The basic difficulty with the nanomotor approach, I think, is that electrons are lighter than nuclei, so it's easier to get them to oscillate over useful distances in any particular frequency range, and this is especially tricky in the terahertz to petahertz frequency range. A nucleus, under the influence of the same electrical field as an electron, will accelerate about three or four orders of magnitude more slowly.

Ultimately this should be a scale advantage for mechanical computation, since it means you can localize an atom to a much smaller region, given a certain momentum uncertainty, than an electron. The atom can't tunnel as far, so it can store a bit reliably in a much smaller region. I don't think we're there yet.

[sliverstorm]

Is it necessary to make it a nanomotor? Friction is not a concern once you have things suspended by magnets in a vacuum. If power is an issue for driving the larger rotor, instead of using just one antenna use an array. It's typically better to have one giant Engine than many small ones.

Forget gearboxes, a belt drive would be superior until you start cranking out huge power, and in that case you could try chains instead. Also, don't forget that a 60hz motor does not have to spin at 60rpm to generate 60hz.

[kragen]

The difficulty with making it larger than nanoscale is that the centripetal acceleration becomes very great, which makes holding a large rotor together tricky; you need very strong materials. Actually, I did the calculations, and for visible light, it isn't even feasible at the nanoscale.

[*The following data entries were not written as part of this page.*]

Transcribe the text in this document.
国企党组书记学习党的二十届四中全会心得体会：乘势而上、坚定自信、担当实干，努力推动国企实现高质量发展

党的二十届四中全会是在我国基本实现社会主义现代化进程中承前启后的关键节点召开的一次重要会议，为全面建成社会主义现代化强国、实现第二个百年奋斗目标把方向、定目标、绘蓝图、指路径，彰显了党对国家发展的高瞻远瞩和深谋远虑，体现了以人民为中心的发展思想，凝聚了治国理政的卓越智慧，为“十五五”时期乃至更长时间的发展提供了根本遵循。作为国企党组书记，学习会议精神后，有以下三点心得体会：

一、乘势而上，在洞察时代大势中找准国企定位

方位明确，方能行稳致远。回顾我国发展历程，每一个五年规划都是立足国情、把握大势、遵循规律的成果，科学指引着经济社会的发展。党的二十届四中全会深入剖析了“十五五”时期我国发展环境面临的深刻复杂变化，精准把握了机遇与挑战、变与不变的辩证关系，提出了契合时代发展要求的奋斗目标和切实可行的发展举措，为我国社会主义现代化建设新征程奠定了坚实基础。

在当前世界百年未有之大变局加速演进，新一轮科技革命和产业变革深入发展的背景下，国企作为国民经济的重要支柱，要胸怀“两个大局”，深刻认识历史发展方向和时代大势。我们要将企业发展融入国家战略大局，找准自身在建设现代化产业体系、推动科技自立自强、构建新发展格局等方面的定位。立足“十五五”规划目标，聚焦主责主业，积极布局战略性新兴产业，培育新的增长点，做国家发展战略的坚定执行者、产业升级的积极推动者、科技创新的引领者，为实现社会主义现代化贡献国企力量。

The centripetal acceleration of the rim of a rotor of radius r is rω². Rotating at 600THz (i.e. 600 trillion rotations per second), ω = 600T2π/s ≈ 3.8 × 10¹⁵/s. If your radius is 1mm, then your acceleration is about 1.4 × 10²⁷ G. The smallest rotor you can make out of atoms is probably around 0.1nm, which reduces the acceleration to only about 1.4 × 10²⁰ G. If your rotor was, say, an orthohydrogen H₂ molecule, with a distance between the nuclei of about 62pm, and thus a radius of about 31pm, the acceleration is about 4.5 × 10¹⁹ G, which would be a weight of about 74 micrograms pulling on that single covalent bond. The nuclei would be whirling around the covalent electron cloud that bound them together at about 11.7 kilometers per second, and each of them would have about 1.13 × 10⁻¹⁷ J of kinetic energy. Unfortunately, hydrogen's ionization energy is about 2.2 × 10⁻¹⁸ J, so that's about five times as much energy as you'd need to rip the molecule apart. I think. It could work out in the infrared, maybe. You'd just need a way to get the molecule started spinning.

So I guess you'd have to make your rotor a lot smaller than a diatomic molecule, or a lot stronger than a mere covalent bond.

Generally a 60Hz generator must spin at 360rpm or slower to generate 60Hz.

[modeless]

Wouldn't 700 nm antennas would be easy to make? We've been fabricating features smaller than that on silicon wafers since 1994 (according to Wikipedia).